Namun pejabat Hamas mengatakan: “Tidak ada konsesi yang dapat diberikan Israel yang akan memuaskan orang-orang Palestina.
“Satu-satunya hal yang bisa memuaskan kami adalah pembebasan tanah kami dan pembentukan negara kami,” bantahnya.
“Mengenai konsesi ekonomi, Israel membuat itu karena mereka takut Jalur Gaza akan bangkit setelah kemiskinan dan pengangguran yang menjadi tanggung jawab mereka menjadi tidak tertahankan,” tambahnya.
Israel memberlakukan blokade ketat atas Jalur Gaza pada 2007, setelah Hamas – yang dianggap teroris oleh negara Yahudi – menguasai daerah kantong itu, mengusir pejabat Fatah Abbas.
Sejak itu, militan Palestina telah berperang empat kali dengan Israel.
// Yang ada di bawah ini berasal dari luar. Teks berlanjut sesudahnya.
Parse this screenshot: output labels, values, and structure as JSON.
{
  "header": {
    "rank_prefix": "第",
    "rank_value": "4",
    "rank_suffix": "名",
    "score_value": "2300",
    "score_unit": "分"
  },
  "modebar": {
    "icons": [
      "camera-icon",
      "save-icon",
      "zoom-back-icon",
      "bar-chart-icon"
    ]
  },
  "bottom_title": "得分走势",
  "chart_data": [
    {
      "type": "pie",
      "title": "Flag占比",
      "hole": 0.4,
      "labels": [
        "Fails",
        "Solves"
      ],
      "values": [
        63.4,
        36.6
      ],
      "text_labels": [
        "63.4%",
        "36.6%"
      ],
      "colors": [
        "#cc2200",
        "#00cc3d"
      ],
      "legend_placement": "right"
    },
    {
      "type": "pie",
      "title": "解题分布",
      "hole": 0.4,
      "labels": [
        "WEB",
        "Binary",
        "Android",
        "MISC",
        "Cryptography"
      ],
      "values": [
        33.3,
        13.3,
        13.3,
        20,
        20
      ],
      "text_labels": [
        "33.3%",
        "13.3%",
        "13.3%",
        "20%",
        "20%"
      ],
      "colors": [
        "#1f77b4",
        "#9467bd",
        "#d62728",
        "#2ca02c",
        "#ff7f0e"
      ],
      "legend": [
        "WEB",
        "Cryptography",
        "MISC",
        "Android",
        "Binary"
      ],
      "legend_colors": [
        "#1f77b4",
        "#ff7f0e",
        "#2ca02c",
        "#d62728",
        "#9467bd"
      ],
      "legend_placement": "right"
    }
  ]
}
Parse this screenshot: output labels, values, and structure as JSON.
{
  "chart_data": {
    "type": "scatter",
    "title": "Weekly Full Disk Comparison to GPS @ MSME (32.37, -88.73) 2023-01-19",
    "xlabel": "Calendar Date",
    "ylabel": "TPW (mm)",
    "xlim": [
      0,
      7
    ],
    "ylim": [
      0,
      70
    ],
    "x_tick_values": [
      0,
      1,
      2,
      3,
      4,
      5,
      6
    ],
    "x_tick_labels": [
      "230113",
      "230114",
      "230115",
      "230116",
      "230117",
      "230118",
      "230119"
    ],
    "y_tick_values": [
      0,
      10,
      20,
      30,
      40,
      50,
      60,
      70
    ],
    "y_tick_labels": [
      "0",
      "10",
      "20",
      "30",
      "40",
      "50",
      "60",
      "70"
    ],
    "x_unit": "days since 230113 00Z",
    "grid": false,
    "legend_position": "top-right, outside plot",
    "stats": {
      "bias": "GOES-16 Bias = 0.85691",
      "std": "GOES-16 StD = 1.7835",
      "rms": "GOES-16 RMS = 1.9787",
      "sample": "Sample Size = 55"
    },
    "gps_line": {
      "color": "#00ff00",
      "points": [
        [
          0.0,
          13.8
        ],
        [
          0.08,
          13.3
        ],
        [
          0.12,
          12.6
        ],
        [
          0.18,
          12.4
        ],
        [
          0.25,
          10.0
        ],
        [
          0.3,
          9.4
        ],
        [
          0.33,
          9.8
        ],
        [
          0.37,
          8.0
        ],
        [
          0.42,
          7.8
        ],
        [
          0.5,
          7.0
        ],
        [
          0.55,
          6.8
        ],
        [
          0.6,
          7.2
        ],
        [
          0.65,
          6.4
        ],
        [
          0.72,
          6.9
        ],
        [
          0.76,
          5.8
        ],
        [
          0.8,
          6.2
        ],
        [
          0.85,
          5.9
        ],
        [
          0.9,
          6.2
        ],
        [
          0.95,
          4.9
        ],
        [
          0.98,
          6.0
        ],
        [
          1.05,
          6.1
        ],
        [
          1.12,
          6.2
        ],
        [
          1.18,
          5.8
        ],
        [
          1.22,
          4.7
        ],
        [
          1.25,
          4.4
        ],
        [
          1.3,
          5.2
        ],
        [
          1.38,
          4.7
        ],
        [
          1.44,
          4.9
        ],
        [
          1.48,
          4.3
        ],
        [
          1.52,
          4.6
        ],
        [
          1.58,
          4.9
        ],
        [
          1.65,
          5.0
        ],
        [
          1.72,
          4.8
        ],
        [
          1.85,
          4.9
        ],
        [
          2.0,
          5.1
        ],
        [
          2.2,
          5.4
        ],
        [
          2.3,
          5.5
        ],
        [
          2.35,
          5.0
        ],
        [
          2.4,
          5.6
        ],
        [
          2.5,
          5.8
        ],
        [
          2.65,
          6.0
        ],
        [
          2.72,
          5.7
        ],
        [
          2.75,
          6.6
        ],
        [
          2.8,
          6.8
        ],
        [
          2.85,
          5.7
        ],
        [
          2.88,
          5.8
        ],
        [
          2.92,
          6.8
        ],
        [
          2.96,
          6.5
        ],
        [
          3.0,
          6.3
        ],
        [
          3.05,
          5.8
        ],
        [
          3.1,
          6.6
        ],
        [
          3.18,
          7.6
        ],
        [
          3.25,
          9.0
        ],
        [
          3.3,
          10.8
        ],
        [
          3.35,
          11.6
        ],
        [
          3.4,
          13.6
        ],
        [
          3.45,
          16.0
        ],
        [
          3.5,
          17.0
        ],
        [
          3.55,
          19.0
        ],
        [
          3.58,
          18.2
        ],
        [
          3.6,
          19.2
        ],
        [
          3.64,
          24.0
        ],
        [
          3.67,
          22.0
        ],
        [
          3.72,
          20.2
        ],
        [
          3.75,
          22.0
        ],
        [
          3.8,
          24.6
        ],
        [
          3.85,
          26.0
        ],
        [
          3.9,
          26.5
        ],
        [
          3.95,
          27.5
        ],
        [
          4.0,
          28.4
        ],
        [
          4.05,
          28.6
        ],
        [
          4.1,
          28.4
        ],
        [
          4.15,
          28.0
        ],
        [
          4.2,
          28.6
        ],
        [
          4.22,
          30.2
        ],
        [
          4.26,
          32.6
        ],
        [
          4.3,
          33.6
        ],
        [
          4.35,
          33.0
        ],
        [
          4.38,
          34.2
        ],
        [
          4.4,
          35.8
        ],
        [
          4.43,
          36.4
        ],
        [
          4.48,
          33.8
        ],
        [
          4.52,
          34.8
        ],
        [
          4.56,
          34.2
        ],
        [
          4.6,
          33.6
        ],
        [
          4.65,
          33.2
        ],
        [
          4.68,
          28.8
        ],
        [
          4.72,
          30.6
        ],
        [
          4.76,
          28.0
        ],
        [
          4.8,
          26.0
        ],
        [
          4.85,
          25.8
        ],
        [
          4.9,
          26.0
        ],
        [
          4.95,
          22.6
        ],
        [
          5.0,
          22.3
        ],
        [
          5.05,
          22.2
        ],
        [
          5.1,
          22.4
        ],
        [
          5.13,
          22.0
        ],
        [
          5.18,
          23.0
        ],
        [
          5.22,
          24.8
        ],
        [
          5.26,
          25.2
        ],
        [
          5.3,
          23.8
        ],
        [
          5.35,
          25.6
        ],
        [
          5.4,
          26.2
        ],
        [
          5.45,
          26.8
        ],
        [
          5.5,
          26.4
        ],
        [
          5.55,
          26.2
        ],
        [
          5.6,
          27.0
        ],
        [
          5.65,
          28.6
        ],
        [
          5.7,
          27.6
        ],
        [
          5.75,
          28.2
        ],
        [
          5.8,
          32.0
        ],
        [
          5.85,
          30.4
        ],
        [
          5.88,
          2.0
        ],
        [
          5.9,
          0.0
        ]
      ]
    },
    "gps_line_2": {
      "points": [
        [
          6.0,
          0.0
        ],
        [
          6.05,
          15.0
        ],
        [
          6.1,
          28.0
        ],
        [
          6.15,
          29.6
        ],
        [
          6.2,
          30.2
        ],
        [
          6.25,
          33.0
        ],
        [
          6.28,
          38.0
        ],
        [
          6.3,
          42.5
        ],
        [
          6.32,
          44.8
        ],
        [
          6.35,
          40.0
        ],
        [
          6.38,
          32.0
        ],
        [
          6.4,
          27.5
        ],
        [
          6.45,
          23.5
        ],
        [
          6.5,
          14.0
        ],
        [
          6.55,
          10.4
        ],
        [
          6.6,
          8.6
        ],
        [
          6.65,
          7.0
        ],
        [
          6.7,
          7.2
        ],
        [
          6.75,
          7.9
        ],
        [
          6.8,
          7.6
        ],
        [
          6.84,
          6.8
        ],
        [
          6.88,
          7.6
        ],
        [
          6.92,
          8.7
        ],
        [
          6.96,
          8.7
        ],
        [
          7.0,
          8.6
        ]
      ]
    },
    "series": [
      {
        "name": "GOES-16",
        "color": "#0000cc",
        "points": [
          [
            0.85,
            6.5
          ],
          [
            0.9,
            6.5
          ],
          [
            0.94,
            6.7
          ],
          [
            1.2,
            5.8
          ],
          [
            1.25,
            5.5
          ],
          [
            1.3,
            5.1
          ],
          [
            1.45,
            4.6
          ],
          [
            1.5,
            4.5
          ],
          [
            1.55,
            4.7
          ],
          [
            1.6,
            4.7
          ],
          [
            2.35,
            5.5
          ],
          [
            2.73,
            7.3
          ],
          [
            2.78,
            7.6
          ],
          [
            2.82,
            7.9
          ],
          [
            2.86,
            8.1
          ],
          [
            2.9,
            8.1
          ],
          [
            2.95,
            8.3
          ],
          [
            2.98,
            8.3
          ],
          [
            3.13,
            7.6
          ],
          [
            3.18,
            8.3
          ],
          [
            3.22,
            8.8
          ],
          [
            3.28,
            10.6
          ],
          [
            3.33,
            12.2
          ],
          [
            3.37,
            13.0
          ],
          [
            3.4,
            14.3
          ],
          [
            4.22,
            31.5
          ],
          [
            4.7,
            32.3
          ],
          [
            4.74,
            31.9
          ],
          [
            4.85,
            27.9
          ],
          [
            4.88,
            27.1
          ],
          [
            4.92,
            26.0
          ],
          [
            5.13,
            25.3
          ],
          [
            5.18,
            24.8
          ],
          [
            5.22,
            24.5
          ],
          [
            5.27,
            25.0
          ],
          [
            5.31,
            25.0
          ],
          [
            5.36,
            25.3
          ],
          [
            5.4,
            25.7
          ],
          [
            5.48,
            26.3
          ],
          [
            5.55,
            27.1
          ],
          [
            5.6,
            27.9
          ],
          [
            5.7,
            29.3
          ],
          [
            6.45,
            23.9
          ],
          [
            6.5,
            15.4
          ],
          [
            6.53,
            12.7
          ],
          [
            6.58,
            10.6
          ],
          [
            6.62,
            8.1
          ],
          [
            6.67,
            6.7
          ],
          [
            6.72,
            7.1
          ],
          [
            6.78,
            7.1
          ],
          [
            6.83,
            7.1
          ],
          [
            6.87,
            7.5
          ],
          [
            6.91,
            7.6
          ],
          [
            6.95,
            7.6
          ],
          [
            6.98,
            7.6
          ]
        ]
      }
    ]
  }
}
Gencatan senjata telah tercapai meskipun solusi diplomatik masih terbukti sulit.
Pejabat Hamas mengatakan pemerintahan Biden akan menganggapnya sama-sama tidak dapat diperoleh.
“Amerika mungkin berhasil membuat kesepakatan antara Saudi dan Israel, tetapi tidak akan berhasil membuat kesepakatan antara kami dan Israel tanpa persetujuan Hamas,” ungkapnya.
“Tidak akan ada kesepakatan antara PA dan Israel, hanya karena kami tidak akan mengizinkannya. Hamas memiliki pendapatnya sendiri,” pungkasnya.